Because on my end, it wasn’t pretend for me. I loved this person as a friend within the time that I knew them. I trusted that their words and actions, spoken near the end of our relationship, and that in retrospect I see as hints, were just words of an imperfect person handling whatever situation they were in, but they weren’t. As I said, they were hints of a person too cowardly to speak the truth. Even if this person was just too afraid to admit that they didn't care about me the way that I did them, and that they didn't care for or admire me as much as I did them. It was passive aggressive, indirect communication. There were hints, but I trust that people will be honest, and I obviously didn’t get the hints, especially when along with the hints were mixed messages. Ignoring me, then giving some sort of explanation outside of the truth, then avoiding questions is enough to show me that something is wrong, but not enough for me to "get the hint!". I believed in this person. I wanted our friendship to grow. I wanted to give them what they needed. I wanted to be able to trust them, and for them to be able to trust me. I cared enough for this person to invest in them, and they invested in me, and wanted to see them grow and grow from them.

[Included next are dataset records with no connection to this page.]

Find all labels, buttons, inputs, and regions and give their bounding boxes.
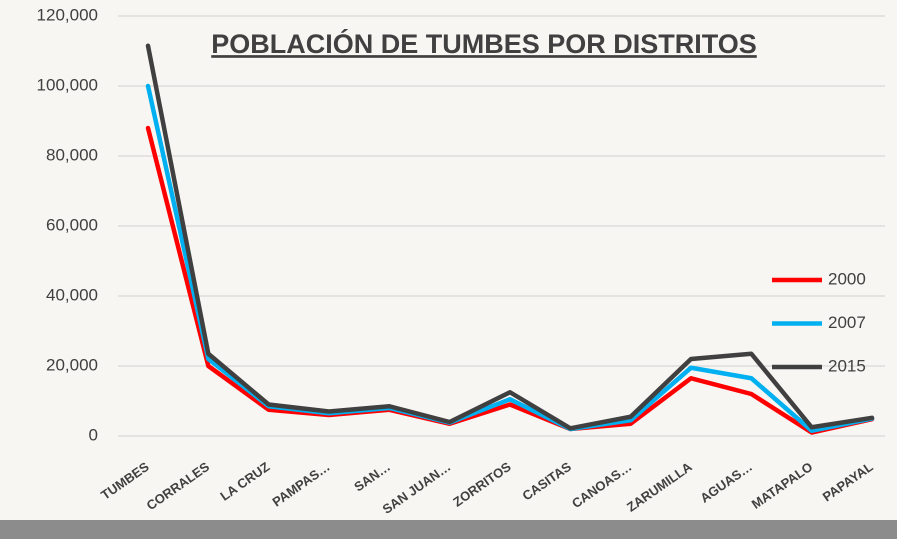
y-tick-label: 120,000: [37, 5, 98, 24]
y-tick-label: 80,000: [46, 145, 98, 164]
legend-label: 2007: [828, 313, 866, 332]
y-tick-label: 0: [89, 425, 98, 444]
y-tick-label: 20,000: [46, 355, 98, 374]
background: [0, 0, 897, 539]
legend-label: 2000: [828, 269, 866, 288]
footer-band: [0, 520, 897, 539]
chart-title: POBLACIÓN DE TUMBES POR DISTRITOS: [211, 28, 757, 59]
y-tick-label: 40,000: [46, 285, 98, 304]
chart: POBLACIÓN DE TUMBES POR DISTRITOS 0 20,00…: [0, 0, 897, 539]
y-tick-label: 60,000: [46, 215, 98, 234]
legend-label: 2015: [828, 356, 866, 375]
y-tick-label: 100,000: [37, 75, 98, 94]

It hurts in itself to be rejected. To know that the other person feels you don’t have anything positive enough to offer them for them to stick around. Sometimes that happens. And to me, it happens a lot. But for that to be coupled with lies is crushing. To have to suddenly cut someone completely out of your life who you thought was there for you is confusing.

But I just spent the last little bit talking to a wonderful woman who I’ve known all my life, and whom I would consider a second mother to me, who encouraged me and let me cry. She wrote me a list of things that I need to continue to tell myself regardless of how rejection makes me feel inside. She reminded me that I need to believe the following truths about me even when others don’t see them.

  • ·         I am a strong woman.
  • ·         I am beautiful.
  • ·         I am intelligent.
  • ·         I am talented.
  • ·         I am honest.
  • ·         I am loyal.
  • ·         Anyone would be lucky to be my friend, but not just anyone is worthy enough to be my friend.
  • ·         I hurt deeply because I care deeply, and I do not want to be a hard and shallow person, so I will continue to care, knowing there will be pain.
  • ·         I know these things are true and I choose to believe in these Truths—even in my pain!!

Believing these things is hard. But I will fight to let them dominate. It’s true that I believe in people and care for them. And I'm learning that if they choose to betray me or lie to me, it's not my fault. And the fault didn't lie in me believing in them. I think people at least deserve a chance. That’s what I give and that’s what’s taken advantage of, and then rejected. And it's not my fault. And it’s nothing to be ashamed of. The shame does not lie with me. It lies with the lies.